Oktar, hakimlikteki ifadesinde emniyet ve savcılıkta verdiği ifadelerini tekrar ederek, geniş bir arkadaş grubu olduğunu savundu.
Lakap kullandığını ancak herhangi bir kod adı olmadığını öne süren Oktar, "Türk polisine karşı iddia edildiği gibi düşüncem olmadığını beyan etmek isterim. Ayda 3 bin 500 TL gelirim olmakla başkaca bir gelirim yoktur. Müştekiler bana kumpas kurmuşlardır. Yurt dışı görüşmelerim Türkiye aleyhine değil, Türkiye lehine yapılan görüşmelerdir. Küçük kızları eve alarak cinsel tacizde bulunduğuma dair iddiaları da kabul etmiyorum. Suçsuzum, serbest bırakılmamı istiyorum." dedi.
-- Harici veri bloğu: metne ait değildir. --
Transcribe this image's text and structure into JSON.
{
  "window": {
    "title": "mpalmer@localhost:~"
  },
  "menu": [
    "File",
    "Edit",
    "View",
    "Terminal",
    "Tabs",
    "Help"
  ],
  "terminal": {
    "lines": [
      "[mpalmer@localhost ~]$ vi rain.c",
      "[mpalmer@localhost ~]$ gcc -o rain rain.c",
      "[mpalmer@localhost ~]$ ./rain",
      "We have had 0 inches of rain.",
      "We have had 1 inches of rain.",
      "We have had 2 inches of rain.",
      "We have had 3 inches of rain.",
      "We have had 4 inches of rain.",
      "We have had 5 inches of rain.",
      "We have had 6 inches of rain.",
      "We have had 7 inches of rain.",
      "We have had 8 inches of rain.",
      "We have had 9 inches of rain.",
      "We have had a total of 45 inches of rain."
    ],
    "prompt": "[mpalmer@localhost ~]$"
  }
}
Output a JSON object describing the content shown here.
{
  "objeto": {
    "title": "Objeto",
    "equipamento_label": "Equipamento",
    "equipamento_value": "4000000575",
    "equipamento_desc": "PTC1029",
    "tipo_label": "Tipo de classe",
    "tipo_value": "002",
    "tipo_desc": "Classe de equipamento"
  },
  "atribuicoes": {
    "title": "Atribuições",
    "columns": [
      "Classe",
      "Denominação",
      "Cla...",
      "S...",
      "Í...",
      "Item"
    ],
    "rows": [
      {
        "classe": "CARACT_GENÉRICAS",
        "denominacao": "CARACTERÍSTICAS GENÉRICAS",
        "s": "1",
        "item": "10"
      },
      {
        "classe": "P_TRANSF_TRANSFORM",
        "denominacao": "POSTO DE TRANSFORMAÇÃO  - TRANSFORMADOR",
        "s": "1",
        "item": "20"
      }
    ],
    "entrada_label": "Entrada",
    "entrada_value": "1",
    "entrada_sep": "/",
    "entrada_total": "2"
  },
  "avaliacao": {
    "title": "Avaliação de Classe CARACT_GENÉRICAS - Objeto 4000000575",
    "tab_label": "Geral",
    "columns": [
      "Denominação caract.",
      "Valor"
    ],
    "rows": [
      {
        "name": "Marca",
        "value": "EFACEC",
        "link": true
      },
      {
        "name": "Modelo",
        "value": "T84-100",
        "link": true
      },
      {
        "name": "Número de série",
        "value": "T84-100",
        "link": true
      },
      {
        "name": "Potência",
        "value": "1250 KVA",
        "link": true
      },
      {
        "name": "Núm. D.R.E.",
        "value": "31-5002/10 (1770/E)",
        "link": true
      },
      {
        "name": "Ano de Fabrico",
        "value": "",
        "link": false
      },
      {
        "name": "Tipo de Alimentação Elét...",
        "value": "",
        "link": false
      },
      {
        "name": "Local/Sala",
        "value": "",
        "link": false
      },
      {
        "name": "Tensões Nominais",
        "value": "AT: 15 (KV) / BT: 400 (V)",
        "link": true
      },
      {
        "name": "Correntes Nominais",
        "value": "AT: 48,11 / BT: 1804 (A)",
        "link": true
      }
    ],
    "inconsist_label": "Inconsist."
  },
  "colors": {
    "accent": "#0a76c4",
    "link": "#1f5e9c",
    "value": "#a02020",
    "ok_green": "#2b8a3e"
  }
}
Kanuna ve hukuka uygun yaşayan biri olduğunu savunan Oktar, sorgusunda şunları anlattı:
"Halkın içinde yaşayan bir kişiyim, milletin içinde yaşayan televizyonda yaşayan bir kişi olmakla herkes halk da beni görür, tanır. Gittiğim yerler bellidir. Gizli anlaşılmaz örgüt lideri bir kişi değilim. Dürüst insanlarla yaşamayı seven, dost olmayı seven, arkadaş çevresi olan bir kişiyim. İddiaları çirkin buluyorum kabul etmiyorum. Bize karşı atak yapan bu grup 25-30 kişilik bir gruptur. Bunları da biliyoruz. İnternette de bunları yapılacak operasyonları ifşa eden kişiler vardır.
Bu kız çocuklarına tecavüz olaylarını ise kesinlikle kabul etmiyorum. Bu da iftiradır. Buna aşırı bir abartı yapılmaktadır. Kız çocuklarının ailelerine 50'şer bin TL para vererek onları aldığımıza dair iddialar vardır. Halbuki ben hayatımın her evresinde dikkatli olduğu gibi kız çocukları konusunda da son derece dikkatli olarak ilişki kuran bir kişiyimdir. O bahse konu küçük kız annesi ile birlikte geldi. Ancak eve almadım, bahçede görüştük, gönderdim. Bu iftiraları kabul etmiyorum. Atatürkçü, milliyetçi bir kişiyim. Suçsuzum serbest bırakılmayı talep ediyorum."